Hermione fut surprise par le cri du sorcier et fit tomber le morceau d'œufs qu'elle était sur le point d'enfourner. Sybil sembla particulièrement inaffectée par le fait qu'il lui crie dessus.
« Agression mal dirigée » se dit-elle, avant de se renfrogner en approchant Hermione.
La sorcière était très jolie et habillée très normalement, ses cheveux bouclés tirés en arrière en une queue de cheval qui la mettait en valeur son visage, tandis que ses vêtements accentuaient chaque courbe. Le Maître des Potions n'avait pu que remarquer à quel point elle était charnue. Sybil s'assit sur son fauteuil et commanda son petit déjeuner, puis elle regarda Hermione longuement avant de s'adresser à elle en utilisant sa voix d'outre-tombe, qu'elle utilisait pour toute prédiction.

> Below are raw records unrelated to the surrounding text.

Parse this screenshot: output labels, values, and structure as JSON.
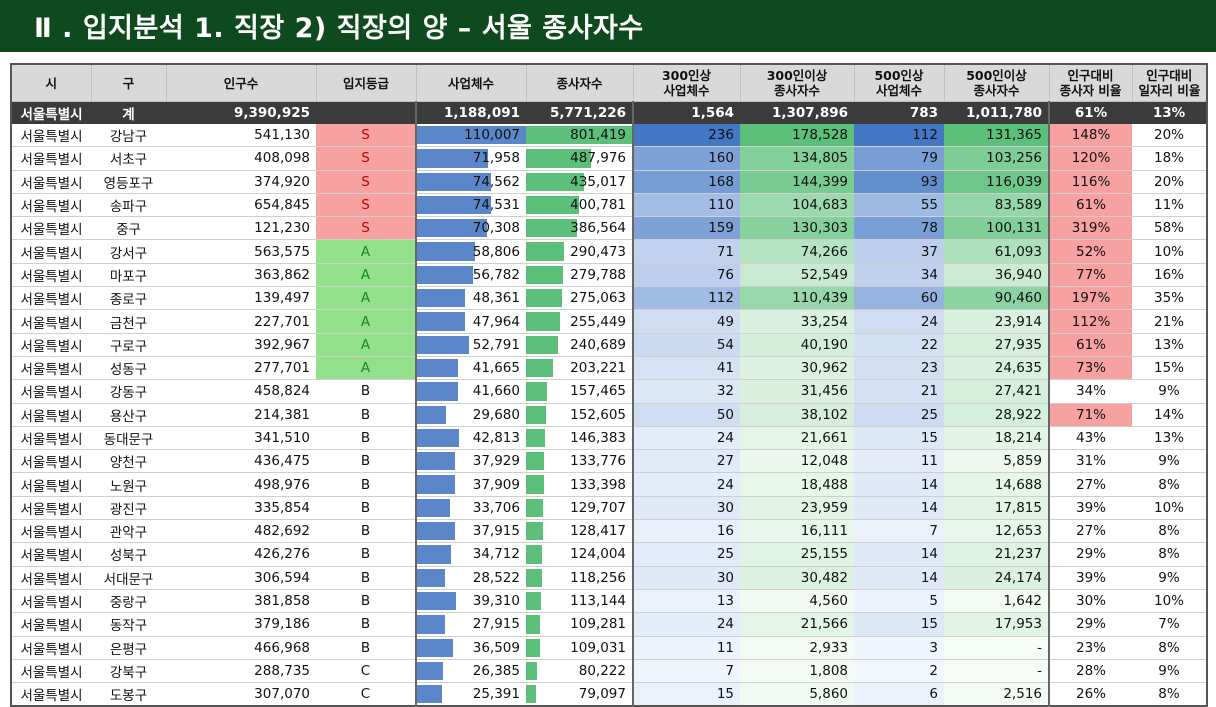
{
  "title": "Ⅱ . 입지분석 1. 직장 2) 직장의 양 – 서울 종사자수",
  "colors": {
    "header_bg": "#0f4a1f",
    "bar_business": "#5b86c9",
    "bar_employees": "#5cc07a",
    "grade_S": "#f7a1a1",
    "grade_A": "#92e08a",
    "ratio_highlight": "#f7a1a1"
  },
  "headers": {
    "city": "시",
    "district": "구",
    "population": "인구수",
    "grade": "입지등급",
    "business": "사업체수",
    "employees": "종사자수",
    "biz300": [
      "300인상",
      "사업체수"
    ],
    "emp300": [
      "300인이상",
      "종사자수"
    ],
    "biz500": [
      "500인상",
      "사업체수"
    ],
    "emp500": [
      "500인이상",
      "종사자수"
    ],
    "ratio_emp": [
      "인구대비",
      "종사자 비율"
    ],
    "ratio_job": [
      "인구대비",
      "일자리 비율"
    ]
  },
  "total": {
    "city": "서울특별시",
    "district": "계",
    "population": "9,390,925",
    "grade": "",
    "business": "1,188,091",
    "employees": "5,771,226",
    "biz300": "1,564",
    "emp300": "1,307,896",
    "biz500": "783",
    "emp500": "1,011,780",
    "ratio_emp": "61%",
    "ratio_job": "13%"
  },
  "rows": [
    {
      "city": "서울특별시",
      "district": "강남구",
      "population": "541,130",
      "grade": "S",
      "business": "110,007",
      "employees": "801,419",
      "biz300": "236",
      "emp300": "178,528",
      "biz500": "112",
      "emp500": "131,365",
      "ratio_emp": "148%",
      "ratio_job": "20%"
    },
    {
      "city": "서울특별시",
      "district": "서초구",
      "population": "408,098",
      "grade": "S",
      "business": "71,958",
      "employees": "487,976",
      "biz300": "160",
      "emp300": "134,805",
      "biz500": "79",
      "emp500": "103,256",
      "ratio_emp": "120%",
      "ratio_job": "18%"
    },
    {
      "city": "서울특별시",
      "district": "영등포구",
      "population": "374,920",
      "grade": "S",
      "business": "74,562",
      "employees": "435,017",
      "biz300": "168",
      "emp300": "144,399",
      "biz500": "93",
      "emp500": "116,039",
      "ratio_emp": "116%",
      "ratio_job": "20%"
    },
    {
      "city": "서울특별시",
      "district": "송파구",
      "population": "654,845",
      "grade": "S",
      "business": "74,531",
      "employees": "400,781",
      "biz300": "110",
      "emp300": "104,683",
      "biz500": "55",
      "emp500": "83,589",
      "ratio_emp": "61%",
      "ratio_job": "11%"
    },
    {
      "city": "서울특별시",
      "district": "중구",
      "population": "121,230",
      "grade": "S",
      "business": "70,308",
      "employees": "386,564",
      "biz300": "159",
      "emp300": "130,303",
      "biz500": "78",
      "emp500": "100,131",
      "ratio_emp": "319%",
      "ratio_job": "58%"
    },
    {
      "city": "서울특별시",
      "district": "강서구",
      "population": "563,575",
      "grade": "A",
      "business": "58,806",
      "employees": "290,473",
      "biz300": "71",
      "emp300": "74,266",
      "biz500": "37",
      "emp500": "61,093",
      "ratio_emp": "52%",
      "ratio_job": "10%"
    },
    {
      "city": "서울특별시",
      "district": "마포구",
      "population": "363,862",
      "grade": "A",
      "business": "56,782",
      "employees": "279,788",
      "biz300": "76",
      "emp300": "52,549",
      "biz500": "34",
      "emp500": "36,940",
      "ratio_emp": "77%",
      "ratio_job": "16%"
    },
    {
      "city": "서울특별시",
      "district": "종로구",
      "population": "139,497",
      "grade": "A",
      "business": "48,361",
      "employees": "275,063",
      "biz300": "112",
      "emp300": "110,439",
      "biz500": "60",
      "emp500": "90,460",
      "ratio_emp": "197%",
      "ratio_job": "35%"
    },
    {
      "city": "서울특별시",
      "district": "금천구",
      "population": "227,701",
      "grade": "A",
      "business": "47,964",
      "employees": "255,449",
      "biz300": "49",
      "emp300": "33,254",
      "biz500": "24",
      "emp500": "23,914",
      "ratio_emp": "112%",
      "ratio_job": "21%"
    },
    {
      "city": "서울특별시",
      "district": "구로구",
      "population": "392,967",
      "grade": "A",
      "business": "52,791",
      "employees": "240,689",
      "biz300": "54",
      "emp300": "40,190",
      "biz500": "22",
      "emp500": "27,935",
      "ratio_emp": "61%",
      "ratio_job": "13%"
    },
    {
      "city": "서울특별시",
      "district": "성동구",
      "population": "277,701",
      "grade": "A",
      "business": "41,665",
      "employees": "203,221",
      "biz300": "41",
      "emp300": "30,962",
      "biz500": "23",
      "emp500": "24,635",
      "ratio_emp": "73%",
      "ratio_job": "15%"
    },
    {
      "city": "서울특별시",
      "district": "강동구",
      "population": "458,824",
      "grade": "B",
      "business": "41,660",
      "employees": "157,465",
      "biz300": "32",
      "emp300": "31,456",
      "biz500": "21",
      "emp500": "27,421",
      "ratio_emp": "34%",
      "ratio_job": "9%"
    },
    {
      "city": "서울특별시",
      "district": "용산구",
      "population": "214,381",
      "grade": "B",
      "business": "29,680",
      "employees": "152,605",
      "biz300": "50",
      "emp300": "38,102",
      "biz500": "25",
      "emp500": "28,922",
      "ratio_emp": "71%",
      "ratio_job": "14%"
    },
    {
      "city": "서울특별시",
      "district": "동대문구",
      "population": "341,510",
      "grade": "B",
      "business": "42,813",
      "employees": "146,383",
      "biz300": "24",
      "emp300": "21,661",
      "biz500": "15",
      "emp500": "18,214",
      "ratio_emp": "43%",
      "ratio_job": "13%"
    },
    {
      "city": "서울특별시",
      "district": "양천구",
      "population": "436,475",
      "grade": "B",
      "business": "37,929",
      "employees": "133,776",
      "biz300": "27",
      "emp300": "12,048",
      "biz500": "11",
      "emp500": "5,859",
      "ratio_emp": "31%",
      "ratio_job": "9%"
    },
    {
      "city": "서울특별시",
      "district": "노원구",
      "population": "498,976",
      "grade": "B",
      "business": "37,909",
      "employees": "133,398",
      "biz300": "24",
      "emp300": "18,488",
      "biz500": "14",
      "emp500": "14,688",
      "ratio_emp": "27%",
      "ratio_job": "8%"
    },
    {
      "city": "서울특별시",
      "district": "광진구",
      "population": "335,854",
      "grade": "B",
      "business": "33,706",
      "employees": "129,707",
      "biz300": "30",
      "emp300": "23,959",
      "biz500": "14",
      "emp500": "17,815",
      "ratio_emp": "39%",
      "ratio_job": "10%"
    },
    {
      "city": "서울특별시",
      "district": "관악구",
      "population": "482,692",
      "grade": "B",
      "business": "37,915",
      "employees": "128,417",
      "biz300": "16",
      "emp300": "16,111",
      "biz500": "7",
      "emp500": "12,653",
      "ratio_emp": "27%",
      "ratio_job": "8%"
    },
    {
      "city": "서울특별시",
      "district": "성북구",
      "population": "426,276",
      "grade": "B",
      "business": "34,712",
      "employees": "124,004",
      "biz300": "25",
      "emp300": "25,155",
      "biz500": "14",
      "emp500": "21,237",
      "ratio_emp": "29%",
      "ratio_job": "8%"
    },
    {
      "city": "서울특별시",
      "district": "서대문구",
      "population": "306,594",
      "grade": "B",
      "business": "28,522",
      "employees": "118,256",
      "biz300": "30",
      "emp300": "30,482",
      "biz500": "14",
      "emp500": "24,174",
      "ratio_emp": "39%",
      "ratio_job": "9%"
    },
    {
      "city": "서울특별시",
      "district": "중랑구",
      "population": "381,858",
      "grade": "B",
      "business": "39,310",
      "employees": "113,144",
      "biz300": "13",
      "emp300": "4,560",
      "biz500": "5",
      "emp500": "1,642",
      "ratio_emp": "30%",
      "ratio_job": "10%"
    },
    {
      "city": "서울특별시",
      "district": "동작구",
      "population": "379,186",
      "grade": "B",
      "business": "27,915",
      "employees": "109,281",
      "biz300": "24",
      "emp300": "21,566",
      "biz500": "15",
      "emp500": "17,953",
      "ratio_emp": "29%",
      "ratio_job": "7%"
    },
    {
      "city": "서울특별시",
      "district": "은평구",
      "population": "466,968",
      "grade": "B",
      "business": "36,509",
      "employees": "109,031",
      "biz300": "11",
      "emp300": "2,933",
      "biz500": "3",
      "emp500": "-",
      "ratio_emp": "23%",
      "ratio_job": "8%"
    },
    {
      "city": "서울특별시",
      "district": "강북구",
      "population": "288,735",
      "grade": "C",
      "business": "26,385",
      "employees": "80,222",
      "biz300": "7",
      "emp300": "1,808",
      "biz500": "2",
      "emp500": "-",
      "ratio_emp": "28%",
      "ratio_job": "9%"
    },
    {
      "city": "서울특별시",
      "district": "도봉구",
      "population": "307,070",
      "grade": "C",
      "business": "25,391",
      "employees": "79,097",
      "biz300": "15",
      "emp300": "5,860",
      "biz500": "6",
      "emp500": "2,516",
      "ratio_emp": "26%",
      "ratio_job": "8%"
    }
  ]
}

« Hermione Granger, je vois que dans les prochains mois, vous serez abandonnée, enceinte, après une nuit obscène et lascive avec un sombre sorcier » tonna Sybil. « Il ne sera qu'un parmi de nombreux, nombreux autres, de ceux que vous aurez amené à votre lit de lubricité.
-Mon… Mon lit de lubricité ? » répéta Hermione, explosant de rire à cette seule idée.
« Ne riez pas, sorcière… Vous vous attirerez les foudres des Parques ! » dit Sybil, sa voix basse s'élevant soudainement.
Hermione ravala ses rires suffisamment longtemps pour demander à Sybil qui était le sombre sorcier. Un instant, Severus fut tenté de dire aux deux femmes « Moi. »
Hermione aurait été choquée mais Sybil se serait étouffée de colère. Il aurait adoré voir ça. Mais le Maître des Potions ne dit rien. A la place, il ralentit son rythme d'absorption de nourriture. C'était plutôt amusant.
« Je ne peux voir qui il est, mais il a un caractère qui ne conviendra pas… Bien sûr » conclut la sorcière, sa voix s'élevant et retombant. « Mauvais parmi les mauvais. Pitoyable. »
Hermione leva les yeux sur l'autre femme.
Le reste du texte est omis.